With FILBo in full swing, there’s still plenty of time left to enjoy the city’s biggest book event of the year, with a host of speakers still on the schedule, all sorts of exhibitions and stands to check out and the unmissable orange Holland House.
If you’ve never been, Corferias, the exhibition space for Bogotá, is enormous. Sprawling across a couple of dozen pavilions, some the size of aircraft hangars, it’s rare to see it completely taken over with one event. FilBo, though, does exactly that. It needs to, too. With thousands of visitors across the whole two weeks, this really is a celebration of reading unparalleled in Colombia.
The Netherlands, this year’s guest of honour, have created an impressive Holland House in pabellón 4. Impossible to miss, this towering orange structure evokes memories of canal-side townhouses, its whole facade a shimmering bright orange. It may be cold and grey outside, but the interior is 100% gezellig!
What? Gezellig? It is a uniquely Dutch word implying coziness and warmth, somewhere that is home. To illustrate this, there are a number of giant sheds, made out like Dutch warehouses. These feature all kinds of things, from Dutch design to bicycling culture. Although the Kingdom of the Netherlands is actually composed of four autonomous countries, with three in the Caribbean, the European mainland is very much front and centre, as Aruba and Curacao are side-lined with brief mentions. At the heart of the pavilion is a frankly gorgeous exhibition of lit walls detailing the interiors of various Dutch dwellings and their counterparts in Bogotá. These serve as windows into Dutch culture, curiously intimate, and yes, gezellig, visions of life in another country, far removed from Colombia. A reminder, too, that all is not always rosy in Europe as the cost of living and debts of many Dutch people are laid bare with brutal honesty.
To the side of this is a warehouse featuring perhaps the best-known Amsterdam canal house – that of Anne Frank. Unlike the actual house in Amsterdam, the queue for this is not horrendous. The display itself is pensive and thorough, rich in details about a life so alien to us now, in a time that defies memory and belief. The rest of the warehouse takes this idea and expounds upon it, encouraging us to think about how we treat others who are different to us and also how those people are treated by society as a whole. This has special resonance in Colombia, of course, a country now looking to the future and how it will deal with those affected by the war and how to reintegrate ex-fighters into society.

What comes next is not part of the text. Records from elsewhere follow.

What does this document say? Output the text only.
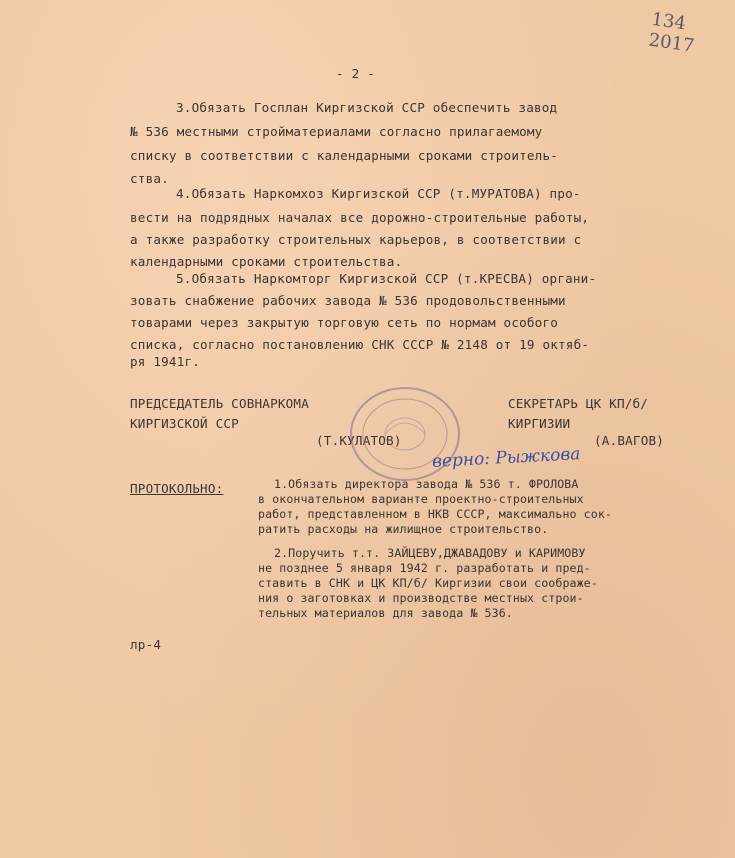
134 2017
- 2 -
3.Обязать Госплан Киргизской ССР обеспечить завод
№ 536 местными стройматериалами согласно прилагаемому
списку в соответствии с календарными сроками строитель-
ства.
4.Обязать Наркомхоз Киргизской ССР (т.МУРАТОВА) про-
вести на подрядных началах все дорожно-строительные работы,
а также разработку строительных карьеров, в соответствии с
календарными сроками строительства.
5.Обязать Наркомторг Киргизской ССР (т.КРЕСВА) органи-
зовать снабжение рабочих завода № 536 продовольственными
товарами через закрытую торговую сеть по нормам особого
списка, согласно постановлению СНК СССР № 2148 от 19 октяб-
ря 1941г.
ПРЕДСЕДАТЕЛЬ СОВНАРКОМА
КИРГИЗСКОЙ ССР
(Т.КУЛАТОВ)
СЕКРЕТАРЬ ЦК КП/б/
КИРГИЗИИ
(А.ВАГОВ)
верно: Рыжкова
ПРОТОКОЛЬНО:	1.Обязать директора завода № 536 т. ФРОЛОВА
в окончательном варианте проектно-строительных
работ, представленном в НКВ СССР, максимально сок-
ратить расходы на жилищное строительство.
2.Поручить т.т. ЗАЙЦЕВУ,ДЖАВАДОВУ и КАРИМОВУ
не позднее 5 января 1942 г. разработать и пред-
ставить в СНК и ЦК КП/б/ Киргизии свои соображе-
ния о заготовках и производстве местных стрoи-
тельных материалов для завода № 536.
лр-4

Holland House is going large on Dutch design, with two separate dedicated sheds filled with everything from consumables to architecture. The first features a 3D scanning and printing setup, with dozens upon dozens of 3D-replicated models of famous Dutch creations. Chairs alone take up two entire walls, sitting classics cheek-by-jowl alongside bizarre conceptual creations. The second design shed is far more engaging, with actual examples of Dutch design complemented by videos explaining the unmovable elements such as the dijks. An informative presentation explaining the polder model of survival through consensus has many lessons for Colombia in how to co-operate together and be more than the sum of their parts.
Perhaps the most impressive of the sheds though, is the one dealing with bicycles. Taking us on a bike path both literally around the interior and figuratively through the history of the Netherlands, this delightful exhibition explains all you need to know about Dutch recreational cycling. Sadly, nothing about professional cycling heroes such as Joop Zoetemelk or Jan Janssen. It’s easy to think of Holland in general and Amsterdam in particular as permanent bastions of two wheeled transport, but it was not always thus. It was the result of a lot of work by both activists and the state. After the eruption of driving culture post-war, there came a backlash after a number of children died on the roads. Outraged parents took to the streets demanding “stop de kindermoord”. As a result, the government started to shift their focus towards cycling as a sustainable, sane, method of transport. The result? A system of segregation both envied and copied the world over, including here in the capital.
And there’s yet more outside the sheds, listening posts with translations of Dutch poetry, a beautiful children’s area, fully interactive and engaging, a mini-stadium for presentations and even a little radio broadcaster! Of course, capitalism is not dead, and there is at the end a giant oval shop to buy books focussing not only on Dutch literature, but also Colombo-Dutch collaborations. So, if the grey drizzle outside is depressing you this week, why not pass by FilBo and enjoy some gezellig exhibitions as you go Dutch?